Francisco Parra Duperón (1827–1899) born in Mayagüez, Puerto Rico, was a lawyer and banker. He became a lawyer at a young age and moved from Mayagüez to Ponce, Puerto Rico, where he established his law practice. He was also one of the founders of the Banco Crédito y Ahorro Ponceño, and he was the bank's first president from 1895 until 1896. Teatro La Perla, was built in May 1864 under his initiative and that of Pedro Garriga.

==Legacy==
The city of Ponce honored him by naming part of Puerto Rico Highway 133 "Francisco Parra Duperon Street" in his honor.
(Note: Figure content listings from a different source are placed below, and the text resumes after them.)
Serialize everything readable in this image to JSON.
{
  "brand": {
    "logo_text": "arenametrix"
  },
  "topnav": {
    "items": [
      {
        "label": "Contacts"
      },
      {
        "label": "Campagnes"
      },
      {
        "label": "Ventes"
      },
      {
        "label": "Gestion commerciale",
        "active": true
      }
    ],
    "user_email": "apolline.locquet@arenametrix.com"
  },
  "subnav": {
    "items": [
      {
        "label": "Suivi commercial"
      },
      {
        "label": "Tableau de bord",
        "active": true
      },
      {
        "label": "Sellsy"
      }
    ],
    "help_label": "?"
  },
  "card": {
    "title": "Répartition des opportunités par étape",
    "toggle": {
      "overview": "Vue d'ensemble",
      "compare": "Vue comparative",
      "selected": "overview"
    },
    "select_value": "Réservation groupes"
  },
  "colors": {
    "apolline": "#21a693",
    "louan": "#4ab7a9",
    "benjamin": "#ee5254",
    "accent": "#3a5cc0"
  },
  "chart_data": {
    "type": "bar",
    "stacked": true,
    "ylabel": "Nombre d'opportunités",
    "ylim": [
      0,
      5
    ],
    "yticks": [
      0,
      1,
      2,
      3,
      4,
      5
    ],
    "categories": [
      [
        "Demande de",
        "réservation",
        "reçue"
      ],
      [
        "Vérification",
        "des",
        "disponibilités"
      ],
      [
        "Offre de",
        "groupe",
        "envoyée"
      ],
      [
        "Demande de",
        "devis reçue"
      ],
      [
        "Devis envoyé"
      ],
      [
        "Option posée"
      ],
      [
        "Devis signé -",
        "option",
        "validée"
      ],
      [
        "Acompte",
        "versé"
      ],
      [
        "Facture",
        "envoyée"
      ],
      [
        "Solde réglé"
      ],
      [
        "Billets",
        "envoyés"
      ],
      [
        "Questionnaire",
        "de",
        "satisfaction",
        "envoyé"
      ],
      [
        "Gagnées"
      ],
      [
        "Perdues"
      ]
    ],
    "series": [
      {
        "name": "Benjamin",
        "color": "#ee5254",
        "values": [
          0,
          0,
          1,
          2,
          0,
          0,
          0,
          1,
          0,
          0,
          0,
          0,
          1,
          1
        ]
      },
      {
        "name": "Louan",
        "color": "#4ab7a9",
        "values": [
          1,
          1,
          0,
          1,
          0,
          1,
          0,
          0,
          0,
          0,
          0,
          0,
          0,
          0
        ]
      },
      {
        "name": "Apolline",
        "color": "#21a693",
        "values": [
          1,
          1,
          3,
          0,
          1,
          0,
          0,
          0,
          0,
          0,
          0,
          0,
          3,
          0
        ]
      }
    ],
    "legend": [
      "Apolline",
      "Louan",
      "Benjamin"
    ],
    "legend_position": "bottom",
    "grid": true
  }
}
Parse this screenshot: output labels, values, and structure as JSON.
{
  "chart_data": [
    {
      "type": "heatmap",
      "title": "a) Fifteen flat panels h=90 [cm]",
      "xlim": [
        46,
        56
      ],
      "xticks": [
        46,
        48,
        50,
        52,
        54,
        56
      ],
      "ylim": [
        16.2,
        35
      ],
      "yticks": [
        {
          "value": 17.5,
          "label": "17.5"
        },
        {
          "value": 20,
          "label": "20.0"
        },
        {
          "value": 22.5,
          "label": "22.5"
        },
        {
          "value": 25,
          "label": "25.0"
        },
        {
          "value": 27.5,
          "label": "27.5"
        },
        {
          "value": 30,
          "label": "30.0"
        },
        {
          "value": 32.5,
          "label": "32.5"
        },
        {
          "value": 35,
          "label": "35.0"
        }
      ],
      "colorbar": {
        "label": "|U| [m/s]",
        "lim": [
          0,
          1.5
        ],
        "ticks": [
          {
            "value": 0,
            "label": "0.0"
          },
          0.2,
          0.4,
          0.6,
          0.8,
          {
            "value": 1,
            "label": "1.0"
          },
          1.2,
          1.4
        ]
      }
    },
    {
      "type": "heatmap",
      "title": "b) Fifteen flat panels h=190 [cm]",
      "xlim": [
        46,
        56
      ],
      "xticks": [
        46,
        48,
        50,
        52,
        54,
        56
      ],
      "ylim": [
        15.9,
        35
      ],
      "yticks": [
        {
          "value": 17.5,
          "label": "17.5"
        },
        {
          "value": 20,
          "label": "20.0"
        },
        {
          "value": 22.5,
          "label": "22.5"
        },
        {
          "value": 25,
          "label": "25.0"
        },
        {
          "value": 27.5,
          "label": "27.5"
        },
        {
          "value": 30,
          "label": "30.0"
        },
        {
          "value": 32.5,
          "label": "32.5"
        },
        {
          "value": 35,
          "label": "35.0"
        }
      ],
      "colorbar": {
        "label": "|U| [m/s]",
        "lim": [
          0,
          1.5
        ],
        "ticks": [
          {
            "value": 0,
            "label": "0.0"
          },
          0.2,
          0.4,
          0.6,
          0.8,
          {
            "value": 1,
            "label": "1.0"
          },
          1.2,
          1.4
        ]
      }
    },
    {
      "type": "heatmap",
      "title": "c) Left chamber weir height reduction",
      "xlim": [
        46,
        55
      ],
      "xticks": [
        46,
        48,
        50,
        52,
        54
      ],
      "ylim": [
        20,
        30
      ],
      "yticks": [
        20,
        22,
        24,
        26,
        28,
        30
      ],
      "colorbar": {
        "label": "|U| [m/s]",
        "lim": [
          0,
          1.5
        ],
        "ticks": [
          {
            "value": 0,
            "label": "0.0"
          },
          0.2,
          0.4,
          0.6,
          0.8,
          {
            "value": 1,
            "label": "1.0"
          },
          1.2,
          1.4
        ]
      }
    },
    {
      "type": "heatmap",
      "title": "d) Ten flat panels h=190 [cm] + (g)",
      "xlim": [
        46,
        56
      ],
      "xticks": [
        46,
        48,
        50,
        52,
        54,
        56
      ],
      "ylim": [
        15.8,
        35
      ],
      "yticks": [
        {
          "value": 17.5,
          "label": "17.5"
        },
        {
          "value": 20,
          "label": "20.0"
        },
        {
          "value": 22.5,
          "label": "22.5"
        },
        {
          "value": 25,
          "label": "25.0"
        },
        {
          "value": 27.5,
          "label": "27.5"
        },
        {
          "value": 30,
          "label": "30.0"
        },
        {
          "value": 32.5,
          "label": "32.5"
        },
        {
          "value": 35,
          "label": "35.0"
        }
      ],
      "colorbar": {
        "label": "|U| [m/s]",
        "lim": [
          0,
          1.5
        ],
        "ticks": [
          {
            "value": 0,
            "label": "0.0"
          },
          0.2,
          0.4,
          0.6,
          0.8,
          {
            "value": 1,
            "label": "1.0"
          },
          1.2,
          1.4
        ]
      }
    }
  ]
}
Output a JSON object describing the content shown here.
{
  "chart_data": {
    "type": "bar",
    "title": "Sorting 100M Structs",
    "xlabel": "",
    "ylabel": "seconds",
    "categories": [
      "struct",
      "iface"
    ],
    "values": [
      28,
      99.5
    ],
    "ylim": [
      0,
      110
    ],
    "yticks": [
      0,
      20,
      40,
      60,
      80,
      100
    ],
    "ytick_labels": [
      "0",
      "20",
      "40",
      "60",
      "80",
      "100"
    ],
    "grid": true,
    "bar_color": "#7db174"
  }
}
There is also a school in Barrio Canas named in his honor.

==Personal life==
Parra Duperon married Eufemia Capó Ortiz de la Renta Bermudas and they had two children, Pedro Juan Parra Capó and Francisco Parra Capó. Pedro Juan became captain of the Seventh Brigade of the Ponce Municipal Fire Corps in 1899, while Francisco became mayor of the city of Ponce.

==Death==
Died on September 25, 1899, in Ponce, Puerto Rico. He was buried at Panteón Nacional Román Baldorioty de Castro in Ponce.